Joe Miller revealed who he really is at Central Middle School Sunday: A bully and a budding fascist. After Miller wrapped himself in the Constitution before an audience of 100 or more Alaskans for an hour, his private security guards arrested journalist Tony Hopfinger during a minor dust-up with a Miller supporter. Hopfinger was handcuffed until police officers arrived to restore order.
Hopfinger was allegedly trespassing. How do you trespass at a public event?
Well, perhaps Miller got his inspiration from the leaders of the late East Germany who he told his audience had an effective immigration policy. You may remember East German border guards shot their countrymen bidding to escape to West Germany.
I have met every Alaska senator since statehood. None of them traveled with security guards. Ted Stevens sometimes traveled alone, without even a note-taking aide. What is Joe Miller afraid of?
Over the years, I have heard politicians say they would like to have reporters arrested -- me, for example. They were blowing off steam, not launching a new season of "Law and Order."
Joe Miller apparently doesn't realize it, but he's in the process of convincing Alaskans that, despite his West Point education, medals for military service and Yale law degree, he's just another nut from Fairbanks.
A dangerous nut because he's the Republican nominee for the United States Senate.
Miller won the nomination after running a smooth anti-incumbent campaign abetted by tea party money. But for the last six weeks he has done little but clothe himself in controversy and generate bad publicity.

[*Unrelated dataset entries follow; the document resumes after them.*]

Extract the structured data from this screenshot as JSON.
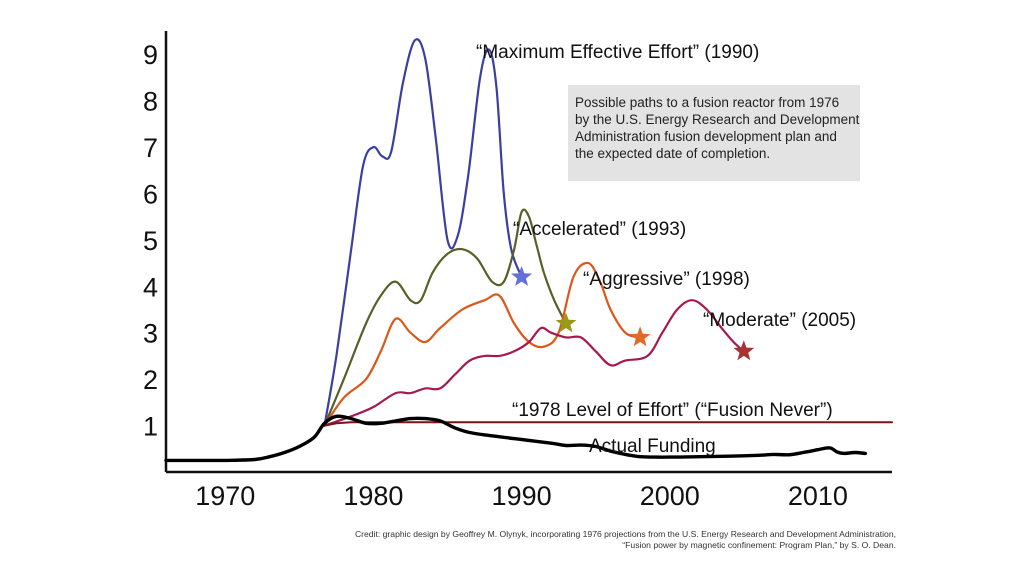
{
  "chart_data": {
    "type": "line",
    "title": "",
    "xlabel": "",
    "ylabel": "",
    "xlim": [
      1966,
      2015
    ],
    "ylim": [
      0,
      9.5
    ],
    "x_ticks": [
      1970,
      1980,
      1990,
      2000,
      2010
    ],
    "y_ticks": [
      1,
      2,
      3,
      4,
      5,
      6,
      7,
      8,
      9
    ],
    "series": [
      {
        "name": "Maximum Effective Effort",
        "label": "“Maximum Effective Effort” (1990)",
        "color": "#3b3fa0",
        "marker_color": "#6470d8",
        "end_marker": "star",
        "x": [
          1976.7,
          1977.5,
          1978.5,
          1979.3,
          1980.0,
          1980.6,
          1981.2,
          1982.0,
          1982.8,
          1983.5,
          1984.2,
          1985.0,
          1985.7,
          1986.4,
          1987.2,
          1987.8,
          1988.3,
          1988.8,
          1989.3,
          1990.0
        ],
        "y": [
          1.0,
          2.5,
          4.8,
          6.6,
          7.0,
          6.8,
          6.9,
          8.4,
          9.3,
          8.9,
          7.2,
          5.0,
          5.1,
          6.4,
          8.5,
          9.1,
          8.3,
          6.0,
          4.8,
          4.2
        ]
      },
      {
        "name": "Accelerated",
        "label": "“Accelerated” (1993)",
        "color": "#5a5f2a",
        "marker_color": "#9a9a1a",
        "end_marker": "star",
        "x": [
          1976.7,
          1978.0,
          1979.5,
          1980.5,
          1981.5,
          1982.5,
          1983.2,
          1984.0,
          1985.0,
          1986.0,
          1987.0,
          1988.0,
          1988.8,
          1989.5,
          1990.0,
          1990.5,
          1991.0,
          1991.5,
          1992.2,
          1993.0
        ],
        "y": [
          1.0,
          2.0,
          3.2,
          3.8,
          4.1,
          3.7,
          3.7,
          4.3,
          4.7,
          4.8,
          4.6,
          4.1,
          4.1,
          4.8,
          5.6,
          5.5,
          4.9,
          4.3,
          3.7,
          3.2
        ]
      },
      {
        "name": "Aggressive",
        "label": "“Aggressive” (1998)",
        "color": "#dd5718",
        "marker_color": "#e06a2a",
        "end_marker": "star",
        "x": [
          1976.7,
          1978.0,
          1979.5,
          1980.5,
          1981.5,
          1982.5,
          1983.5,
          1984.5,
          1986.0,
          1987.5,
          1988.5,
          1989.5,
          1990.5,
          1991.5,
          1992.5,
          1993.5,
          1994.5,
          1995.3,
          1996.0,
          1997.0,
          1998.0
        ],
        "y": [
          1.0,
          1.6,
          2.0,
          2.6,
          3.3,
          3.0,
          2.8,
          3.1,
          3.5,
          3.7,
          3.8,
          3.2,
          2.8,
          2.7,
          3.0,
          4.2,
          4.5,
          4.1,
          3.5,
          3.0,
          2.9
        ]
      },
      {
        "name": "Moderate",
        "label": "“Moderate” (2005)",
        "color": "#a8184e",
        "marker_color": "#a83232",
        "end_marker": "star",
        "x": [
          1976.7,
          1978.5,
          1980.0,
          1981.5,
          1982.5,
          1983.5,
          1984.5,
          1985.5,
          1986.5,
          1987.5,
          1988.5,
          1989.5,
          1990.5,
          1991.3,
          1992.0,
          1993.0,
          1994.0,
          1995.0,
          1996.0,
          1997.0,
          1998.5,
          1999.5,
          2000.5,
          2001.5,
          2002.5,
          2003.5,
          2004.3,
          2005.0
        ],
        "y": [
          1.0,
          1.2,
          1.4,
          1.7,
          1.7,
          1.8,
          1.8,
          2.1,
          2.4,
          2.5,
          2.5,
          2.6,
          2.8,
          3.1,
          3.0,
          2.9,
          2.9,
          2.6,
          2.3,
          2.4,
          2.5,
          3.0,
          3.5,
          3.7,
          3.5,
          3.1,
          2.8,
          2.6
        ]
      },
      {
        "name": "1978 Level of Effort",
        "label": "“1978 Level of Effort” (“Fusion Never”)",
        "color": "#7a1418",
        "end_marker": "none",
        "x": [
          1976.7,
          1977.5,
          1978.5,
          2015.0
        ],
        "y": [
          1.0,
          1.05,
          1.07,
          1.07
        ]
      },
      {
        "name": "Actual Funding",
        "label": "Actual Funding",
        "color": "#000000",
        "end_marker": "none",
        "x": [
          1966.0,
          1968.0,
          1970.0,
          1972.0,
          1973.0,
          1974.0,
          1975.0,
          1976.0,
          1976.7,
          1977.5,
          1978.5,
          1979.5,
          1980.5,
          1981.5,
          1982.5,
          1983.5,
          1984.5,
          1985.5,
          1986.5,
          1988.0,
          1990.0,
          1992.0,
          1993.0,
          1994.0,
          1995.0,
          1996.0,
          1997.0,
          1998.0,
          1999.0,
          2000.0,
          2002.0,
          2004.0,
          2006.0,
          2007.0,
          2008.0,
          2009.0,
          2010.0,
          2010.8,
          2011.3,
          2011.8,
          2012.5,
          2013.2
        ],
        "y": [
          0.25,
          0.25,
          0.25,
          0.27,
          0.33,
          0.42,
          0.55,
          0.75,
          1.05,
          1.2,
          1.15,
          1.05,
          1.05,
          1.1,
          1.15,
          1.15,
          1.1,
          0.95,
          0.85,
          0.78,
          0.7,
          0.62,
          0.57,
          0.58,
          0.55,
          0.45,
          0.38,
          0.33,
          0.32,
          0.32,
          0.33,
          0.34,
          0.36,
          0.38,
          0.37,
          0.42,
          0.48,
          0.52,
          0.43,
          0.4,
          0.42,
          0.4
        ]
      }
    ],
    "annotation": {
      "lines": [
        "Possible paths to a fusion reactor from 1976",
        "by the U.S. Energy Research and Development",
        "Administration fusion development plan and",
        "the expected date of completion."
      ],
      "background": "#e3e3e3"
    },
    "credit": {
      "lines": [
        "Credit: graphic design by Geoffrey M. Olynyk, incorporating 1976 projections from the U.S. Energy Research and Development Administration,",
        "“Fusion power by magnetic confinement: Program Plan,” by S. O. Dean."
      ]
    }
  }
}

Nobody made him attack the Division of Elections employees responsible for counting the primary ballots. Nobody made him offer inflammatory comments on the constitutionality of Social Security, unemployment compensation and the minimum wage. Nobody made him declare war on the Alaska press corps over their request for his Fairbanks North Star Borough employment records.
He did all this on his own. By choice.
Which leads us to this conclusion: Joe Miller wants to be elected senator but only on his own terms. His terms are that of the know-it-all, the smartest kid in the class who can't shut up about what he knows -- and what others don't. Now the smartest kid in the class has security guards who handcuff people.
If you see Miller in person a few times, it eventually dawns on you that he's a man without a sense of humor. He's too grimly focused on saving the world for a laugh.
Well, if he wins this election Joe Miller won't need a sense of humor. The joke will be on us for sending him to Washington.